Update information

New recommendations have been added for the assessment and diagnosis of acute chest pain and the assessment and diagnosis of stable chest pain.

These are marked as:

  • [new 2016] if the evidence has been reviewed and the recommendation has been added or updated

  • [2016] if the evidence has been reviewed but no change has been made to the recommended action.

Where recommendations end [2010], the evidence has not been reviewed since the original guideline.

Recommendations that have been changed

Amended recommendation wording (change to meaning)

Recommendation in 2010 guideline

Recommendation in current guideline

Reason for change

Take a resting 12-lead ECG and a blood sample for troponin I or T measurement (see section 1.2.5) on arrival in hospital. (1.2.4.1)

Take a resting 12-lead ECG and a blood sample for high-sensitivity troponin I or T measurement (see section 1.2.5) on arrival in hospital. (1.2.4.1)

Updated to clarify the use of high-sensitivity troponin testing.

Take into account the clinical presentation, the time from onset of symptoms and the resting 12-lead ECG findings when interpreting high sensitivity troponin measurements. (1.2.5.5)

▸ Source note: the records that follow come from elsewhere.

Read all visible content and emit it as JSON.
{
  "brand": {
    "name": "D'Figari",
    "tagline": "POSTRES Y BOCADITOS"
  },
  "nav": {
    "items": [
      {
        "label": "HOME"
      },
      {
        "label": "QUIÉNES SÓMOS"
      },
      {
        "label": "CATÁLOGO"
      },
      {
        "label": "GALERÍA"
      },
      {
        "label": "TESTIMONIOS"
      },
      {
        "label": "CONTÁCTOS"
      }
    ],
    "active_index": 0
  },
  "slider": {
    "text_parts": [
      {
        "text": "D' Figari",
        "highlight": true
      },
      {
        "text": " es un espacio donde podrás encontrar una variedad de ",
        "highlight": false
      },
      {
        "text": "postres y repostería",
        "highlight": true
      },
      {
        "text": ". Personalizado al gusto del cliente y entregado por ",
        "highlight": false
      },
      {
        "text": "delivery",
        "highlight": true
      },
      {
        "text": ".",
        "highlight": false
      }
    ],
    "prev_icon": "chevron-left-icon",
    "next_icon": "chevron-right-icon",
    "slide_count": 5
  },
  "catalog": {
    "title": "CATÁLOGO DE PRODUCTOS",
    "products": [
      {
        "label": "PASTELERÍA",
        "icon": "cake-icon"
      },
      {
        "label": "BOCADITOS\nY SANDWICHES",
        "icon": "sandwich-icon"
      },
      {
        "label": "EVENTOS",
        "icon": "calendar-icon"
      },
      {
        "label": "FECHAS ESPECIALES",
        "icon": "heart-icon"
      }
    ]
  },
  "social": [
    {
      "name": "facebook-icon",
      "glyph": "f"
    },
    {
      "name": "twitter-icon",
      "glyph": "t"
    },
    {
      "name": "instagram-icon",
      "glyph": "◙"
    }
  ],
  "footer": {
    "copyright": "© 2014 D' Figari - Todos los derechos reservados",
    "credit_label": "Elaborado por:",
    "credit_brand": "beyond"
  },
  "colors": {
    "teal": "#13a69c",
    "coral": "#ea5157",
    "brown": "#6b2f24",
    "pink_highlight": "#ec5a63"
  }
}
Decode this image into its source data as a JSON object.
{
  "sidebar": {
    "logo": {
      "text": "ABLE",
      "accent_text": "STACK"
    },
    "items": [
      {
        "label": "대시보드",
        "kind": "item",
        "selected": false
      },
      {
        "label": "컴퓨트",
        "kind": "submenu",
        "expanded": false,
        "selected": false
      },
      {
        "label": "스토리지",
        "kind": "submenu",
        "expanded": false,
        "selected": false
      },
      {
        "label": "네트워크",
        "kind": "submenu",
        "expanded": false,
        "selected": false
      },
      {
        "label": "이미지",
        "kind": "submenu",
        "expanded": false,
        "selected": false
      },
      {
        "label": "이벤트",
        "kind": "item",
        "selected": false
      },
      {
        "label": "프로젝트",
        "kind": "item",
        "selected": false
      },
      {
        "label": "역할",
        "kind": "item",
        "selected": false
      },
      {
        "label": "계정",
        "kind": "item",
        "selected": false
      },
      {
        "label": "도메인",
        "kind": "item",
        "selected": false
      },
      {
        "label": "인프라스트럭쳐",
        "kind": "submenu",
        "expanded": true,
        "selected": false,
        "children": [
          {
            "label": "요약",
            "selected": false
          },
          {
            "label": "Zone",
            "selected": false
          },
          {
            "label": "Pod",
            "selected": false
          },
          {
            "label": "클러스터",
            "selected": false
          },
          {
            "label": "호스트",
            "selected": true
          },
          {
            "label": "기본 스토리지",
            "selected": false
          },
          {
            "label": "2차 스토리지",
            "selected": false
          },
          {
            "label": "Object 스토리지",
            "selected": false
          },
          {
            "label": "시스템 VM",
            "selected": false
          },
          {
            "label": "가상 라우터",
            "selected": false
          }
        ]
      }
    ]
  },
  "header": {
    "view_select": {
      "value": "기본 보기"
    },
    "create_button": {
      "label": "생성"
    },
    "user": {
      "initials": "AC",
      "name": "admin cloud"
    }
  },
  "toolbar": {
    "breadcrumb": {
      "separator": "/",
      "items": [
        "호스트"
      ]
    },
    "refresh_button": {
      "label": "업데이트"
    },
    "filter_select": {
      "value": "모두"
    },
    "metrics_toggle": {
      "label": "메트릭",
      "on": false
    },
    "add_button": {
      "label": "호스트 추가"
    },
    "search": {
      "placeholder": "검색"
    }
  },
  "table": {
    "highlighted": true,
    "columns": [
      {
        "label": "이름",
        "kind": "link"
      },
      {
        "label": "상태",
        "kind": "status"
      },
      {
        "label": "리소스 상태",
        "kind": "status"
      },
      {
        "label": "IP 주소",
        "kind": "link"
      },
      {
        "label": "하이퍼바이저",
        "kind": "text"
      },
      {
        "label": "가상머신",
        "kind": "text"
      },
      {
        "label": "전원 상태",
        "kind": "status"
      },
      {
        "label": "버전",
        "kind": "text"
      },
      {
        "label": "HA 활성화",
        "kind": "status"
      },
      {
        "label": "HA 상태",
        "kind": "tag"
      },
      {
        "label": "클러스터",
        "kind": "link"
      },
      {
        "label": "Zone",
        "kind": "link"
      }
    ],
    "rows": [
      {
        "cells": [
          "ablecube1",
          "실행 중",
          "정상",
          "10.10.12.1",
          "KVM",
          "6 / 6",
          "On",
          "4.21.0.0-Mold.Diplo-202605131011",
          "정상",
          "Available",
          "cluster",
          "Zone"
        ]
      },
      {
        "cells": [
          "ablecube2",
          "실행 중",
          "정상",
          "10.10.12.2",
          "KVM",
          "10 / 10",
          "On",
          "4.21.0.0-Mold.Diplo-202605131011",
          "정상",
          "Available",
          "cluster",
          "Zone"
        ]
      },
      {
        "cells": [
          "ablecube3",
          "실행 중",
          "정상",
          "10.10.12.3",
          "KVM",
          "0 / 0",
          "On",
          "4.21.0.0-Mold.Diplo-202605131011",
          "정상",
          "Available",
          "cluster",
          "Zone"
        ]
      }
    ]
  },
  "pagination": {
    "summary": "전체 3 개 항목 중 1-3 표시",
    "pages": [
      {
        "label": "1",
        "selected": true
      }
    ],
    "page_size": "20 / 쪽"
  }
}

When interpreting high-sensitivity troponin measurements, take into account:

  • the clinical presentation

  • the time from onset of symptoms

  • the resting 12-lead ECG findings

  • the pre-test probability of NSTEMI

  • the length of time since the suspected ACS

  • the probability of chronically elevated troponin levels in some people

  • that 99th percentile thresholds for troponin I and T may differ between the sexes. (1.2.5.7)

Updated to clarify the use of high-sensitivity troponin testing.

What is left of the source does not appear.